UK researchers are developing an online portal to show how biases in RNA sequences affect gene expression
LEXINGTON, Kentucky (June 29, 2022) — A recent publication from researchers at the University of Kentucky explains the importance of identifying and understanding how differences between tissues and cells alter gene expression without altering the underlying genetic code.
Introductory biology courses teach that DNA is transcribed into RNA, which is then translated into proteins. However, many cellular processes affect the speed of transcription and translation. Gene expression looks at differences in RNA concentrations in a cell and can help scientists know which genes are active in that tissue or cell.
“Changes in gene expression can significantly affect a variety of diseases and disease trajectories,” said Justin Miller, Ph.D., assistant professor at the UK College of Medicine. Department of Pathology and Laboratory Medicine.
Miller, who is also affiliated with the Sanders-Brown Center on Aging and Biomedical informatics, says he and his colleagues previously developed the first algorithm to identify ramp sequences from a single gene sequence. Through their recent work, Miller and fellow UK co-authors Mark Ebbert, Ph.D., and Matthew Hodgman created an online version of this algorithm and showed that ramp sequences change between tissues and cells without modify the RNA sequence.
A ramp sequence is part of the RNA sequence that slows down translation at the start of the gene using codons (sequences of three DNA or RNA nucleotides) that are not easily translated. Ramp sequences counterintuitively increase overall gene expression by evenly spacing the translation machinery and preventing collisions later in translation.
In their recent publication in NAR Genomics and Bioinformaticsresearchers present the first comprehensive analysis of tissue- and cell-type-specific ramp sequences and report over 3,000 genes with ramp sequences that change between tissues and cell types, consistent with increased gene expression in these tissues and cells.
“This research is the first time that variable ramp sequences have been described. Our comprehensive web interface allows other researchers to creatively explore ramp sequences and gene expression,” Miller said.
The research team says this work is important because while there are multiple ways for our RNA to encode the same proteins, the specific RNA sequence is important in regulating protein and RNA levels.
“Essentially, a ramp sequence works like an on-ramp to a highway so the ribosomes don’t crash into each other, but the length and speed limit of that on-ramp can change depending on of the cell and the resources available in that cell,” Miller explained.
He says he enjoyed working on this project not only with his colleagues in the UK, but also with his former colleagues from Brigham Young University and his brother, Kyle Miller, from Utah Valley University. Together, the group created a Web interface for people to see how ramp sequences correspond to human and COVID-19 gene expression in different tissues and cells.
Miller says he believes this work will eventually have an impact on patient care. “We created an online interface that allows researchers to query all human genes and see if a specific gene has a ramp sequence in a given tissue and how that gene is expressed in that tissue,” Miller said. “We also show that various human COVID-19 genes and entry factors for COVID-19 have ramp sequences that change between different tissues.
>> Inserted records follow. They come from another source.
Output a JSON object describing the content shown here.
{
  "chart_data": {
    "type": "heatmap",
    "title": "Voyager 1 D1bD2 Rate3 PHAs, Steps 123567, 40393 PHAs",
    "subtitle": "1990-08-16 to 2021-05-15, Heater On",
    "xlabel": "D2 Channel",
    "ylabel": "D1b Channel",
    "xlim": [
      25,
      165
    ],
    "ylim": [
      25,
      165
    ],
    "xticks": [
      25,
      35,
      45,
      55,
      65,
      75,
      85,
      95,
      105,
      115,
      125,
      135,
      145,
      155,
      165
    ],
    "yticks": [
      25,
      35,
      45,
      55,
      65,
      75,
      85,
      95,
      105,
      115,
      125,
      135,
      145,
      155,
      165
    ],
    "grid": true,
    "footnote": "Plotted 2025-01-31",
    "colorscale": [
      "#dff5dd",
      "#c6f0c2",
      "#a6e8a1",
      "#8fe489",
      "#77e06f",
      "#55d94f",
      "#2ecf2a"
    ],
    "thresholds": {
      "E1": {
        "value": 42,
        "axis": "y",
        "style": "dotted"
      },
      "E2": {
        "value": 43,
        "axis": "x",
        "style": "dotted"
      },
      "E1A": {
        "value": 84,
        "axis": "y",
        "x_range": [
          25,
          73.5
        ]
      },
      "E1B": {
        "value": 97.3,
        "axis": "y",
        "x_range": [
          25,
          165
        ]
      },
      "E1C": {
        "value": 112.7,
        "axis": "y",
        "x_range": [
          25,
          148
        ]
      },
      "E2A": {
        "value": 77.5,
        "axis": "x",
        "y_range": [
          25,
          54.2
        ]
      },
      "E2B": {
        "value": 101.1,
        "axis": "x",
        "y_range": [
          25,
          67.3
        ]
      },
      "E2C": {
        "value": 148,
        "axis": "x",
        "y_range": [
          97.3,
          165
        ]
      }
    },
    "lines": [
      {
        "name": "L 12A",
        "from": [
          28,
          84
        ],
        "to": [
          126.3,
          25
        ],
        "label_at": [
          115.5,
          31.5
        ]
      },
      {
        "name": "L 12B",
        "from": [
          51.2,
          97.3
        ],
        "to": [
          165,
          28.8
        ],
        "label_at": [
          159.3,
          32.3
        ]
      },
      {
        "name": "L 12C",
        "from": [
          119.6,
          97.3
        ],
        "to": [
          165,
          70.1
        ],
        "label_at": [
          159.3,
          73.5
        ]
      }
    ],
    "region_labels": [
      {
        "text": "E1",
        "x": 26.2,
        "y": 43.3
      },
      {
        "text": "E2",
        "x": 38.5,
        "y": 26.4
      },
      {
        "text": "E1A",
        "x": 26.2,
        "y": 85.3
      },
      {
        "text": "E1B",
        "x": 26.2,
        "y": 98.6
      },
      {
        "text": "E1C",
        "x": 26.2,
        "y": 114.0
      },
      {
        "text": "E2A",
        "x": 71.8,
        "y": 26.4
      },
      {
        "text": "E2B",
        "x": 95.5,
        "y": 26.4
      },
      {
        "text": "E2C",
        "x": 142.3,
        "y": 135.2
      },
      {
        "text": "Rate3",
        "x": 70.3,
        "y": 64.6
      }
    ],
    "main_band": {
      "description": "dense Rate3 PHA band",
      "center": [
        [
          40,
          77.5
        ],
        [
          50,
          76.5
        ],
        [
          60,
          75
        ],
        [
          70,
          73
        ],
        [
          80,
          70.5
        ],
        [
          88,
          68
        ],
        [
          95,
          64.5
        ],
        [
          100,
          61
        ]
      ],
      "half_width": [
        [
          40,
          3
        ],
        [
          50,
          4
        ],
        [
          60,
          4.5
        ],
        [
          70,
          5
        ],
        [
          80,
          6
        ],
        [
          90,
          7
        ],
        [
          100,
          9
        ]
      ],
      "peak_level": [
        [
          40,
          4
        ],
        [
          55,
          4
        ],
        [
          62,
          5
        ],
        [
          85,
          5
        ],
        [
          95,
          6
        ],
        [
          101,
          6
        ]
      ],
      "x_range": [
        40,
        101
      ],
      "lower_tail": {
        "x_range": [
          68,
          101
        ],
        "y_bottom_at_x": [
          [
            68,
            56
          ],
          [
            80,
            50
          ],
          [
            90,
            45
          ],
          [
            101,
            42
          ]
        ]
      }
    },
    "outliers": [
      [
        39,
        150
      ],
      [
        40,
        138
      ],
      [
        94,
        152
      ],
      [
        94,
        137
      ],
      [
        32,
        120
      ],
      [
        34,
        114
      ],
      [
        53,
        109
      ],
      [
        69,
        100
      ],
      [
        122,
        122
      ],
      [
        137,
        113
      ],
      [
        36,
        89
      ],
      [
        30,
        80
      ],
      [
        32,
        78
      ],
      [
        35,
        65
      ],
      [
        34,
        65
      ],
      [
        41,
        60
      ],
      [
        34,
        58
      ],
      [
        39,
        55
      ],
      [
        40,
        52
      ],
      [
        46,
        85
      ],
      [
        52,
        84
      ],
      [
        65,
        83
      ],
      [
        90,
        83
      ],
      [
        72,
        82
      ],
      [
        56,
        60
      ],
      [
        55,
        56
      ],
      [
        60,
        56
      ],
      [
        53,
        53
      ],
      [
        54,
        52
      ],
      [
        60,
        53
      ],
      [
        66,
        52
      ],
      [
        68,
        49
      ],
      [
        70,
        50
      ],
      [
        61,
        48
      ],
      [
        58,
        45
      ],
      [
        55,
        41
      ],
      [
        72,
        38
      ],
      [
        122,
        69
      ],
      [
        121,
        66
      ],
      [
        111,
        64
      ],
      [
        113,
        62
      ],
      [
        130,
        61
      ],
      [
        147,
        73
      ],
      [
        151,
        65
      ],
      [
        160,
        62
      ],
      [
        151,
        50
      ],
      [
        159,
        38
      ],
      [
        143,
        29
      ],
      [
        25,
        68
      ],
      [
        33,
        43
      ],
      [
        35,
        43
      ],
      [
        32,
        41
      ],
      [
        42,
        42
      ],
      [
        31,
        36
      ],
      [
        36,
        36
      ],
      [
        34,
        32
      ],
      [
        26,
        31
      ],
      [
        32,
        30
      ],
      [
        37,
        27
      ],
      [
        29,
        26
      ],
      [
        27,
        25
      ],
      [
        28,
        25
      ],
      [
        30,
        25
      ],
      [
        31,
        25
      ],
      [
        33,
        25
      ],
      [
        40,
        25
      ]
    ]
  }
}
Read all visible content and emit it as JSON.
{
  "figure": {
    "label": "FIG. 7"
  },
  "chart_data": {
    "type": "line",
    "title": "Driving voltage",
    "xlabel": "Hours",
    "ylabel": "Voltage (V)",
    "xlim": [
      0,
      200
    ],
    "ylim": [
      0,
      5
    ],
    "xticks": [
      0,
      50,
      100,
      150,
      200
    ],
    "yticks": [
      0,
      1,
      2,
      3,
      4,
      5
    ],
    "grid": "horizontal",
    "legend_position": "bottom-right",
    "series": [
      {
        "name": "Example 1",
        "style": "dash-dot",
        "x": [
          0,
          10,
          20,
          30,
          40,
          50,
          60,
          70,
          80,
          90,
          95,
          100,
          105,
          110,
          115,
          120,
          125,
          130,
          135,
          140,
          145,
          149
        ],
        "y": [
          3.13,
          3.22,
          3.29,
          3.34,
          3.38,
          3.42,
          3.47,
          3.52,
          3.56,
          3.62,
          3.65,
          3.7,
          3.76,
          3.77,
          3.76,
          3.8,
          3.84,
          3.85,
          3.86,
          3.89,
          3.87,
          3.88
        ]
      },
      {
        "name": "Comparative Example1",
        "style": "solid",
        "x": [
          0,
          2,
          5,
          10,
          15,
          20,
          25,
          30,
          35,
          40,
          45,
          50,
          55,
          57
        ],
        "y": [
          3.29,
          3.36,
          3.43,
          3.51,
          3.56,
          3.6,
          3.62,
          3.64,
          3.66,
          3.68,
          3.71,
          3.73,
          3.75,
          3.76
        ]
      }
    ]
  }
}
Ramp sequences are much more likely to occur in tissues where the virus is known to grow. »
Thus, researchers believe that COVID-19 genes have genetic biases (ramp sequences) that allow them to use available cellular machinery to increase their expression. “Our research can help us better predict which tissues and cells the novel viruses will infect and also provides a potential therapeutic target to regulate tissue-specific gene expression without altering the translated protein,” Miller said.
The research reported in this publication was supported by the National Institute on Aging of the National Institutes of Health under Award Numbers P30AG072946 and R01AG068331, and the National Institute of General Medical Sciences of the National Institutes of Health under award number R35GM138636. The content is the sole responsibility of the authors and does not necessarily represent the official views of the National Institutes of Health.
This work was also funded by the BrightFocus Foundation, under awards A2020118F and A2020161S, and the Alzheimer’s Association, under award 2019-AARG-644082.